Let G be the unit disk in the complex z plane with boundary \(\Gamma =\{t=e^{is}:\) \(s\in [-\pi,\pi]\}\). The following nonlinear Poisson problem is considered: Find a regular harmonic function \(u\in C^ 1(G\cup \Gamma)\) satisfying the boundary condition: \[ \frac{\partial u}{\partial u}+\phi (s,u(e^{is}),\frac{\partial u}{\partial s})=f(s)\quad on\quad \Gamma. \] The following basic assumptions on the data are made: (i) \(\phi\) (s,u,\(\omega)\) is a real-valued continuous function on [- \(\pi\),\(\pi\) ]\(\times {\mathbb{R}}\times {\mathbb{R}}\) which is \(2\pi\)-periodic in s and possesses a continuous partial derivative \(\phi_{\omega}\) and partial derivatives \(\phi_ s\) and \(\phi_ u\) satisfying the Carathéodory conditions and estimations of the form \[ | \phi_ s(s,u,\omega)| \leq E(s)\in L_{\rho}(\Gamma),\quad \rho >1,\quad | \phi_ u(s,u,\omega)| \leq G(s)\in L_{\rho}(\Gamma),\quad \rho >1, \] for u, \(\omega\) from bounded intervals of \({\mathbb{R}}.\) (ii) f(s) is a real-valued absolutely continuous \(2\pi\)-periodic function on [-\(\pi\),\(\pi\) ] possessing a derivative \(f'(s)\in L_{\rho}(\Gamma)\), \(\rho >1.\) The author reduces the problem to an integral equation system to which the classical Schauder fixed point theorem can be applied.

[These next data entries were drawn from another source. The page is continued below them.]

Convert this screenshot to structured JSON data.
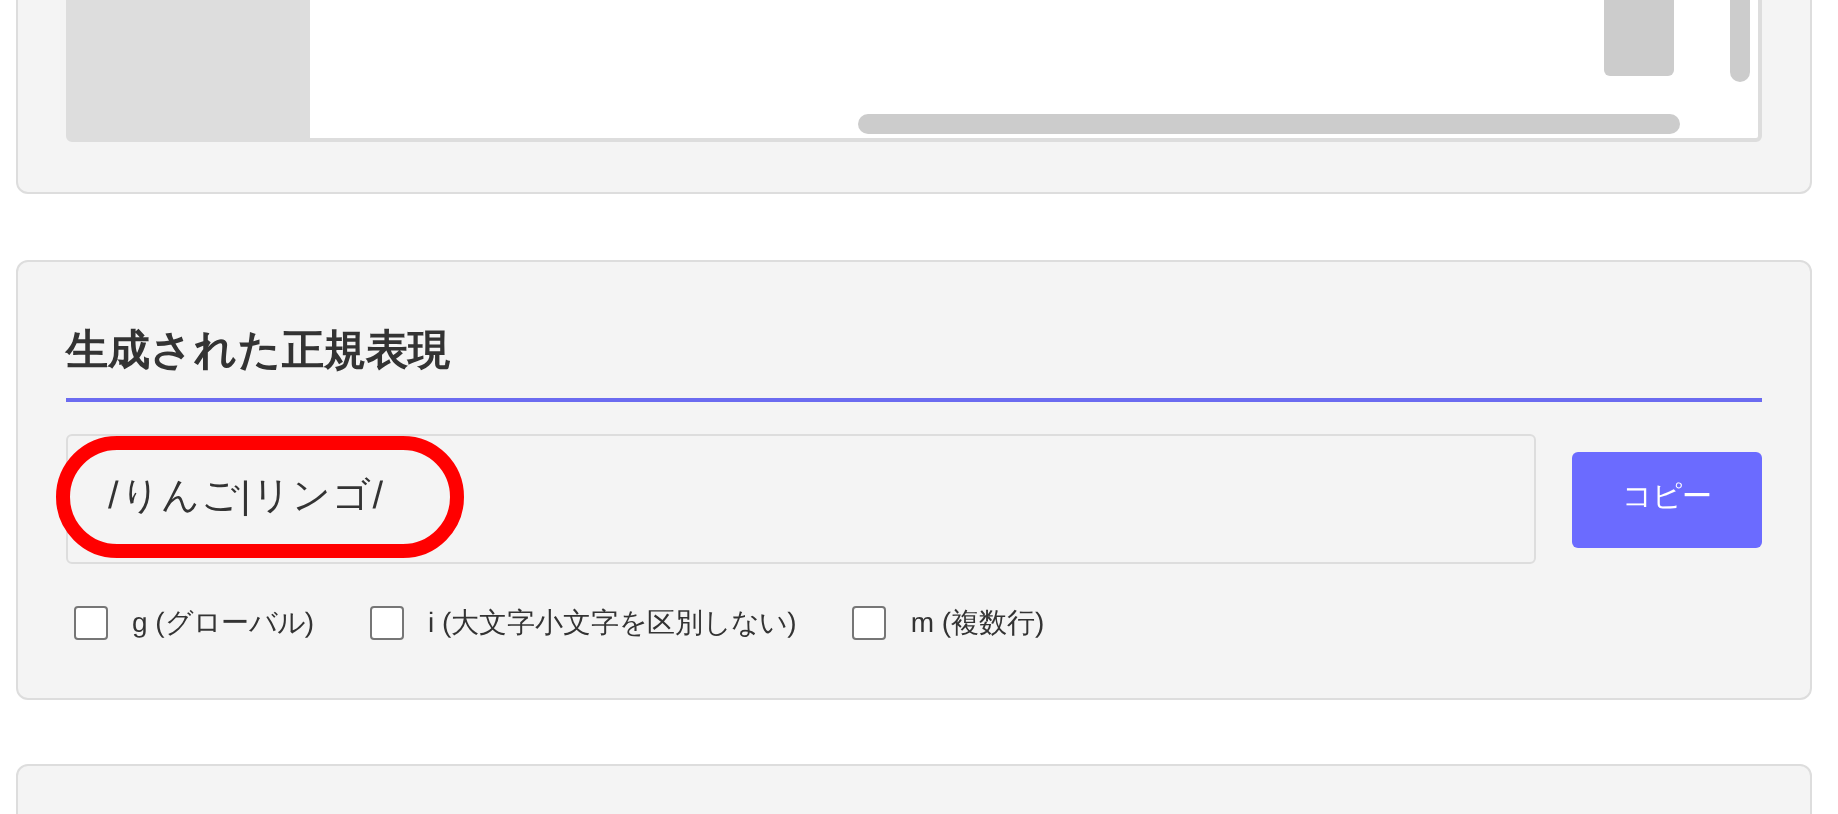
{
  "section": {
    "title": "生成された正規表現",
    "output": {
      "value": "/りんご|リンゴ/",
      "highlighted": true
    },
    "copy_button": "コピー",
    "flags": [
      {
        "label": "g (グローバル)",
        "checked": false
      },
      {
        "label": "i (大文字小文字を区別しない)",
        "checked": false
      },
      {
        "label": "m (複数行)",
        "checked": false
      }
    ]
  }
}
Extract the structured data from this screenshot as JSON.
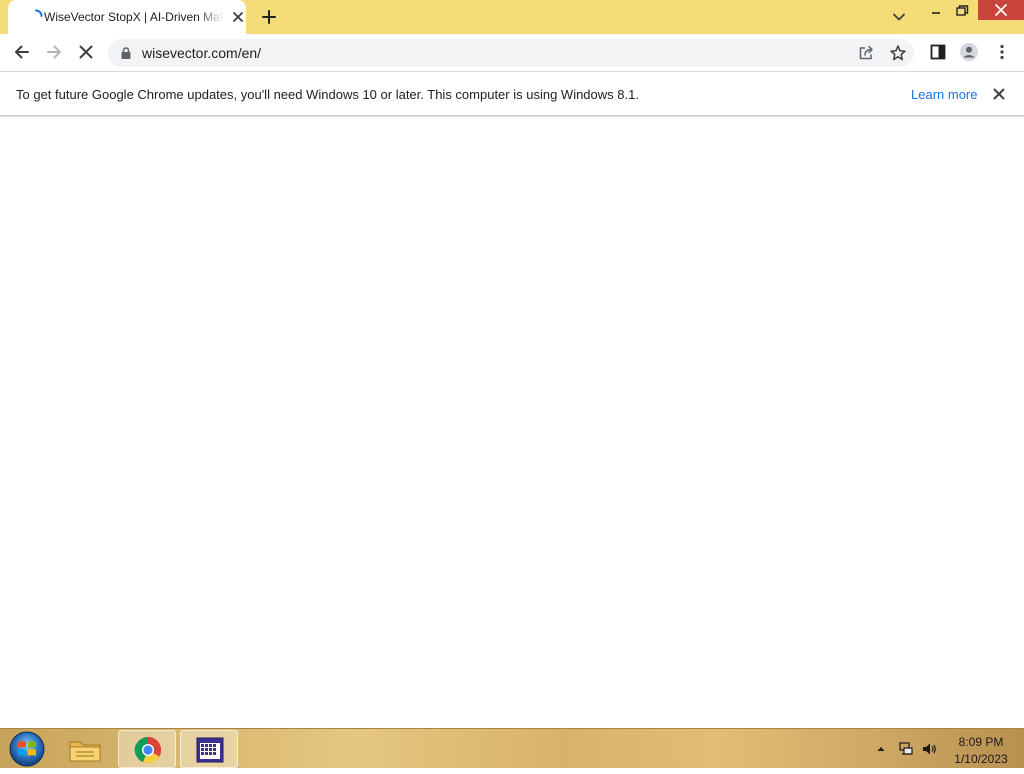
{
  "browser": {
    "tab": {
      "title": "WiseVector StopX | AI-Driven Malware Protection"
    },
    "address_bar": {
      "url": "wisevector.com/en/"
    },
    "colors": {
      "tabstrip": "#f4dd78",
      "close_button": "#c9443a"
    },
    "infobar": {
      "message": "To get future Google Chrome updates, you'll need Windows 10 or later. This computer is using Windows 8.1.",
      "link": "Learn more"
    }
  },
  "taskbar": {
    "apps": [
      "start-orb-icon",
      "file-explorer-icon",
      "chrome-icon",
      "calendar-app-icon"
    ],
    "clock": {
      "time": "8:09 PM",
      "date": "1/10/2023"
    }
  }
}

Then existence theorems are obtained for some classes of functions \(\phi\) with strong nonlinearities in u and the tangential derivative of u satisfying a constraint on the oscillation of the ascent with respect to the tangential derivative of u and depending in some sense weakly on the function u itself. Some special cases are considered in detail (i.e. \(\phi (s,u,\omega)=cu+\psi (\omega)\); \(\phi (s,u,\omega)=X(u)\psi (\omega)\); \(\phi (s,u,\omega)=\psi (s,u)+\omega X(u):\) the quasilinear case).